Jauss mismo muestra, como se puede observar, que la realidad circundante de la que el receptor se había liberado, vuelve, en la lectura, con signo ideológico:
La liberación [de la praxis cotidiana] por medio de la experiencia estética puede efectuarse [...] –y de este modo la subjetividad se abre a la experiencia intersubjetiva-, al aprobar un juicio exigido por la obra o en la identificación con las normas de acción trazadas (2002: 41).
El esquema social ideológico vuelve, como puede apreciarse en términos como “juicio exigido por la obra”, “identificación” o “identificación comunicativa” y “orientación de la acción”. Vuelve, se agrega aquí, mediante la única vinculación social que permanece estable, real -y en este sentido dice Althusser que “la ideología tiene una existencia material” (2005: 141)-, durante la lectura: el momento de la recepción del texto. Porque además, justamente, es el único lugar en donde permanece presente –y Jauss hace hincapié en esto– la “experiencia intersubjetiva”, constitutiva del momento ideológico (especular) de la interpelación.
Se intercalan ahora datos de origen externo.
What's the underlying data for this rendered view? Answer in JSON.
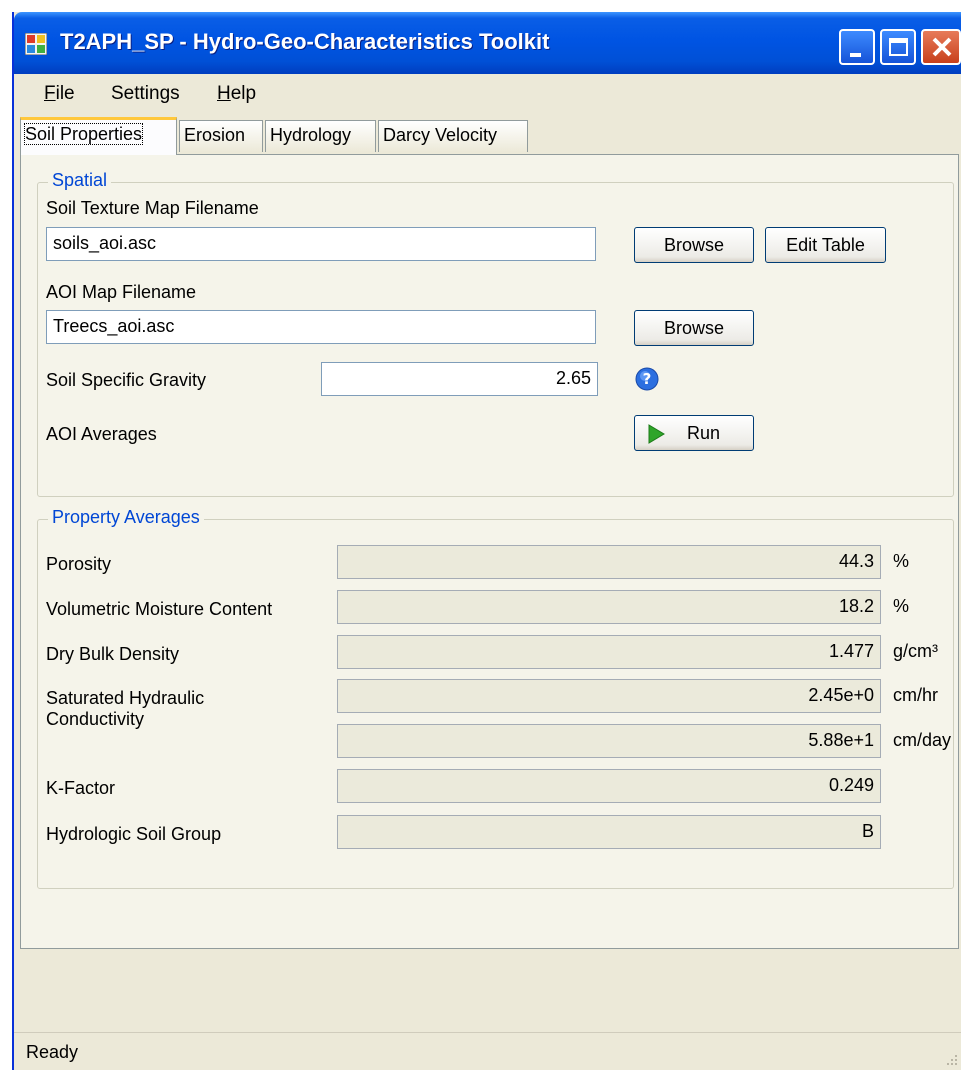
{
  "window": {
    "title": "T2APH_SP - Hydro-Geo-Characteristics Toolkit"
  },
  "menu": [
    {
      "label": "File"
    },
    {
      "label": "Settings"
    },
    {
      "label": "Help"
    }
  ],
  "tabs": [
    {
      "label": "Soil Properties",
      "active": true
    },
    {
      "label": "Erosion"
    },
    {
      "label": "Hydrology"
    },
    {
      "label": "Darcy Velocity"
    }
  ],
  "spatial": {
    "title": "Spatial",
    "soil_texture_label": "Soil Texture Map Filename",
    "soil_texture_value": "soils_aoi.asc",
    "browse_label": "Browse",
    "edit_table_label": "Edit Table",
    "aoi_label": "AOI Map Filename",
    "aoi_value": "Treecs_aoi.asc",
    "gravity_label": "Soil Specific Gravity",
    "gravity_value": "2.65",
    "averages_label": "AOI Averages",
    "run_label": "Run"
  },
  "property_averages": {
    "title": "Property Averages",
    "porosity_label": "Porosity",
    "porosity_value": "44.3",
    "porosity_unit": "%",
    "vmc_label": "Volumetric Moisture Content",
    "vmc_value": "18.2",
    "vmc_unit": "%",
    "density_label": "Dry Bulk Density",
    "density_value": "1.477",
    "density_unit": "g/cm³",
    "ksat_label_1": "Saturated Hydraulic",
    "ksat_label_2": "Conductivity",
    "ksat_hr_value": "2.45e+0",
    "ksat_hr_unit": "cm/hr",
    "ksat_day_value": "5.88e+1",
    "ksat_day_unit": "cm/day",
    "kfactor_label": "K-Factor",
    "kfactor_value": "0.249",
    "hsg_label": "Hydrologic Soil Group",
    "hsg_value": "B"
  },
  "status": {
    "text": "Ready"
  },
  "icons": {
    "app": "app-window-icon",
    "help": "help-question-icon",
    "run": "play-arrow-icon"
  },
  "colors": {
    "titlebar": "#0054e3",
    "group_title": "#0046d5",
    "tab_highlight": "#ffc83c",
    "run_arrow": "#2fa52a"
  }
}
¿Cómo se desarrolla este proceso, entonces? Althusser describe el funcionamiento de la interpelación, sosteniendo que la ideología asegura:
1. la interpelación de los ‘individuos’ como sujetos,
2. su sujeción al Sujeto,
3. el reconocimiento mutuo entre los sujetos y el Sujeto, y entre los sujetos mismos, y finalmente el reconocimiento del sujeto por él mismo,
4. la garantía de que todo está bien como está y de que, con la condición de que los sujetos reconozcan lo que son y se conduzcan en consecuencia, todo irá bien (2005: 151-52).
Así, el acto de lectura asegura 1. la interpelación del individuo a situarse en la categoría subjetiva de lector, 2. su sujeción, al menos parcial, a la autoridad del texto, 3. la participación en –y la conformación de– la comunidad lectora por parte del lector y del texto y en una serie de códigos comunes y 4. la certeza de que la “síntesis pasiva” conducirá el tránsito de la lectura por carriles adecuados y satisfactorios.
Una cuestión a tener en cuenta: esta “participación en una comunidad lectora” conlleva la generación de un “campo”, en el sentido que Pierre Bourdieu le da al término. El texto no participa, así, solamente de la ideología reinante, sino que participa y configura una microideología dentro de su propio campo intelectual, que enmarca a una comunidad de lectores. De esta manera, el texto ya no interpela solamente al lector en tanto partícipe de una sociedad-cultura-ideología, sino además en tanto correligionario, copartícipe de los códigos que vinculan, si no a una clase social, al menos a un colectivo cultural. “El creador mantiene con su cultura ilustrada, como con su cultura inicial, una relación que puede definirse [...] como [la] de ‘llevar’ y ‘ser llevado’, y que no tiene conciencia de que la cultura que posee lo posee” (Bourdieu, 2003: 46-47). Es decir, esta participación en el campo, así como era la participación ideológica en la sociedad, es un quehacer inconsciente, y por lo tanto aparece constituido en el sentido del texto, y no en el significado.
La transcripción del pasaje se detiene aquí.